The Surprising Bias
This is very simple and satisfying code that demonstrates an unlikely result. It uses the first 50 million primes file that you can download from our resources.
We sort the last digit of consecutive primes into categories. For a given prime ending in 1, in theory there should be an equal chance that the next prime ends in 1, 3, 7, or 9 (once you get higher than 5, those are the only options). Each category should be around 6.25% if there's an equal chance.
What Actually Happens
The results show:
- Significant skew away from paired outcomes: $\{1,1\}, \{3,3\}, \{7,7\}, \{9,9\}$
- Clear dominance for $\{9,1\}$ transitions
Why? It should not be like this.
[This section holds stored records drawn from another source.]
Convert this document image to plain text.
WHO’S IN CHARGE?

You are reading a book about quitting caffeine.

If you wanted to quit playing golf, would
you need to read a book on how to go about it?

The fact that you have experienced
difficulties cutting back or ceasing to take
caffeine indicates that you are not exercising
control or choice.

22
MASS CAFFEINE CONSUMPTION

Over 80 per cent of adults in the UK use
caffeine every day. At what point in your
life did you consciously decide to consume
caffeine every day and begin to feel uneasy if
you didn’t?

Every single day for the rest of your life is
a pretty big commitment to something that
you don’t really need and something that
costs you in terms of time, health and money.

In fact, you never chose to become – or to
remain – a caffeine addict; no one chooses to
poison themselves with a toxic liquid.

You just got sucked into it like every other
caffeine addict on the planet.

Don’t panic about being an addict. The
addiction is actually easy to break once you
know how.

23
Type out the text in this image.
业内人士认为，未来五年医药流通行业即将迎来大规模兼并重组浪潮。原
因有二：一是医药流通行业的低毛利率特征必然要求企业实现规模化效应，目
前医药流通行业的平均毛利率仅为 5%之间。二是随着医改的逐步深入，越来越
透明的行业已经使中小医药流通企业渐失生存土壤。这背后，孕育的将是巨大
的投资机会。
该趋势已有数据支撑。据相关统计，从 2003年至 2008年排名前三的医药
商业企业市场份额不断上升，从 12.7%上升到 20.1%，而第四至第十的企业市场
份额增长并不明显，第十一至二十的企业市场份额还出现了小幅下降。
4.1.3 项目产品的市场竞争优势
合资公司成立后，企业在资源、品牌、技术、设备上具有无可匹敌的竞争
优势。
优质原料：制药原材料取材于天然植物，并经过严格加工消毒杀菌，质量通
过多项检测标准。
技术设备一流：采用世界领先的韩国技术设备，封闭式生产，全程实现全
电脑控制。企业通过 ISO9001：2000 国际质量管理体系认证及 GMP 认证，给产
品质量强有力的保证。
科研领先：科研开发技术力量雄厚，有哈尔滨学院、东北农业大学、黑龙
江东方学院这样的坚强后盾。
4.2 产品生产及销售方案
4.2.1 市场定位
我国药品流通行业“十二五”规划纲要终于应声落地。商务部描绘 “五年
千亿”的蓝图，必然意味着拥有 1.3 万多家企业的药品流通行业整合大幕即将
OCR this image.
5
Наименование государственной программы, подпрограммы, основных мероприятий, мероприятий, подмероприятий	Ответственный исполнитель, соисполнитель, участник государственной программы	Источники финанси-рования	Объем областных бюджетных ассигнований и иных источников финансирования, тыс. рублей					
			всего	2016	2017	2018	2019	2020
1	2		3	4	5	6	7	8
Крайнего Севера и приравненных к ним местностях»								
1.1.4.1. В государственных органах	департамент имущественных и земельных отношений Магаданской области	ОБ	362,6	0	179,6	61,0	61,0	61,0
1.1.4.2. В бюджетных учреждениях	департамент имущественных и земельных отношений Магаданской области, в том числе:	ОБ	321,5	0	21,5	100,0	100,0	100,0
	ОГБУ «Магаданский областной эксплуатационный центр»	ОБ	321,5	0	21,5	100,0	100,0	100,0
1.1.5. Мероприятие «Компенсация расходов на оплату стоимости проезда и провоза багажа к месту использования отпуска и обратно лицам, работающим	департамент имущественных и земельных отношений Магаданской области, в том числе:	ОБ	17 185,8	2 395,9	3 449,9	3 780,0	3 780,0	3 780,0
The explanation is the Riemann Zeta function causing the skew.
C++ Implementation
Point this code to a file containing the first 50 million primes (one per line).
#include <iostream>
#include <fstream>
#include <string>
#include <unordered_map>
#include <iomanip>
using namespace std;
int main() {
string filename = "/path/to/50mprime.txt";
ifstream file(filename);
if (!file.is_open()) {
cout << "Failed to open the file." << endl;
return 1;
}
unordered_map<string, int> sequence_counts;
int prev_prime;
file >> prev_prime;
int total_count = 0;
while (file >> ws, !file.eof()) {
int curr_prime;
file >> curr_prime;
int prev_digit = prev_prime % 10;
int curr_digit = curr_prime % 10;
string sequence = to_string(prev_digit) + "," + to_string(curr_digit);
sequence_counts[sequence]++;
total_count++;
prev_prime = curr_prime;
}
file.close();
string sequences[] = {"1,1", "1,3", "1,7", "1,9",
"3,1", "3,3", "3,7", "3,9",
"7,1", "7,3", "7,7", "7,9",
"9,1", "9,3", "9,7", "9,9"};
cout << "Sequence\tCount\tPercentage" << endl;
for (const string& sequence : sequences) {
int count = sequence_counts[sequence];
double percentage = (count * 100.0) / total_count;
cout << "(" << sequence << ")\t" << count << "\t";
cout << fixed << setprecision(2) << percentage << "%" << endl;
}
return 0;
}
Compiling & Running
# Compile
g++ -std=c++17 -O2 last_digits.cpp -o last_digits
# Run (update the file path in the code first!)
./last_digits